CHEF DE SI

CHEF DE SI

Hoje assisti ao documentário “Democracia em vertigem”. Lágrimas de desesperança banharam o rosto deste inativo pai militante. Fico imaginando não tivesse eu dois filhos pequenos sob minha responsabilidade. Talvez o código de Hamurábi fosse colocado pra fora. Me faz lembrar o conselho que recebi quando me irritei com um insistente adolescente que não respeitou minha negativa em ter meus pretos tênis lustrados na rodoviária. Na ocasiãoocasiãos um colega me alertou que só eu tinha o que perder naquela discussão. Só hoje entendo que aquele jovem é quem tinha perdido a vida inteira. Atualmente perdemos todos com essa nação tomada de assalto.

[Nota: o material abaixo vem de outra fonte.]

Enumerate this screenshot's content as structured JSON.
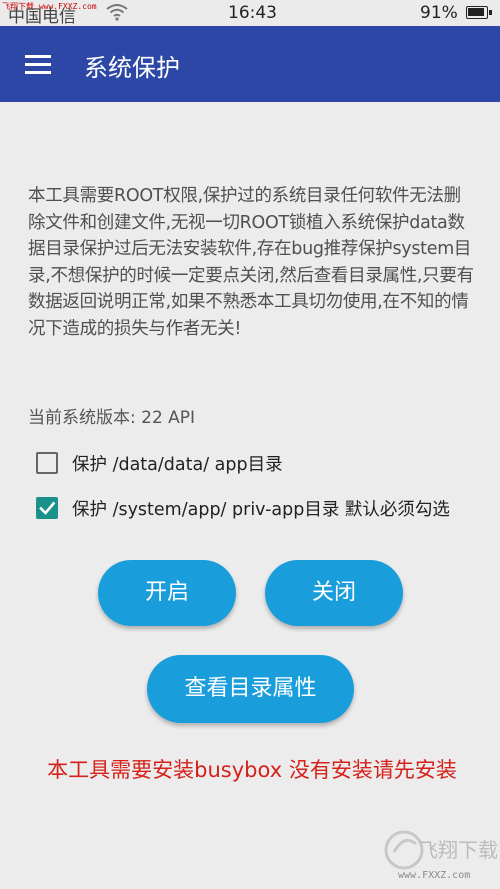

Minha esposa descontente por termos contratado uma babá que nos deu o “golpe” da barriga, pois escondeu sua gestação até assinatura da carteira de trabalho. Nada mais normal para uma mãe  de três filhos sem marido e sem pensão . Eu teria feito a mesma coisa nesse país com 13 milhões  desempregados.
Fatos isolados são uma manteiga no pão na irrealidade do mundo falso. A desinformação tomou conta de tudo, e as narrativas precisam ser investigadas a toda hora. Minha ex-baba se aposentou em nossa casa como empregada doméstica . Passou a vida inteira sentindo prazer em nos servir. Impressionante o amor que nutriu por nós, os três  filhos que nunca teve. Quando saiu do nosso lar se apossou de algumas lembranças infantis guardadas com carinho por nossa mãe . Nada de delinquência, apenas fruto da saudade e da solidão  que a acompanhariam. Hoje vive com uma sobrinha, longe das memórias  que aos poucos são levadas pelo Alzheimer. Esquecida em nossas visitas, segue viva nas lembranças. Numa das conversas que tive com ela quando adolescente a mesma me confidenciou o medo de ficar louca. Respondi que quando louca ficasse ela não  saberia disso. Quando nos deixou, já idosa, passou a frequentar mais a igreja evangélica, a qual todos os meses tentava abocanhar uma parte de seu salário, mas não mais do que uma vertente da sua família o fazia. Nessa vida decidiu destinar uma parte de seus proventos a um plano funerário, pois achava que não  poderia deixar o fardo do seu enterro nos ombros de ninguém. Saudades daqueles fortes e duradouros abraços. Com sua brutalidade colecionava liquidificadores quebrados, mas tinha sinceridade invejável e traquejo para conviver com meu pai de nada longo pavio.
Injusto prover tão pouco a maior parcela da nossa população. Deplorável conviver inserido na alienação , envolto pela desonestidade plutocrática atendendo a lógica do “follow the money”. Terrível a insolência dos ricos. Tristemente vejo o desmoronamento de uma sociedade que encontra sorrisos desmotivados, catados em simplórios lampejos de alegria inexplicável. É revoltante a apatia religiosamente conseguida pela mídia. Como posso eu ficar bem entre os inimigos?  Como fechar-se no eu lutando para não  ser tragado pelos relativismos inerentes a cada vociferado ser do meu convívio? Resiliência  demais aprisiona e de certa forma anda junto com uma apatia que me incomoda. Nada disso faz com que me goste menos. Dar-me o direito de errar não me faz querer replicar meus desvios, e não  posso querer sentir-me culpado pela falta ou presença da culpa, só desejo ficar sem ela. A filosofia nos leva a um poço com diversas profundezas, tal qual a vida aprofunda nossas experiências desde a lama até a mais cristalina lâmina de água . Importante mesmo é saber flutuar e melar os pés sem escorregar nem afundar-se antes do próximo passo. Não seja insolente consigo próprio. Escute seus gostos , enxergue desejos, fareje oportunidades, toque as músicas que movem sua alma, experimente o mehor que tem de si e tente reproduzir isso no tempo. Sua vida é temperada com os sabores que destinares a ela, portanto seja “chef” de si mesmo, adicionando pitadas de prazer no seu dia a dia.  O segredo é se tornar um “maluco beleza”.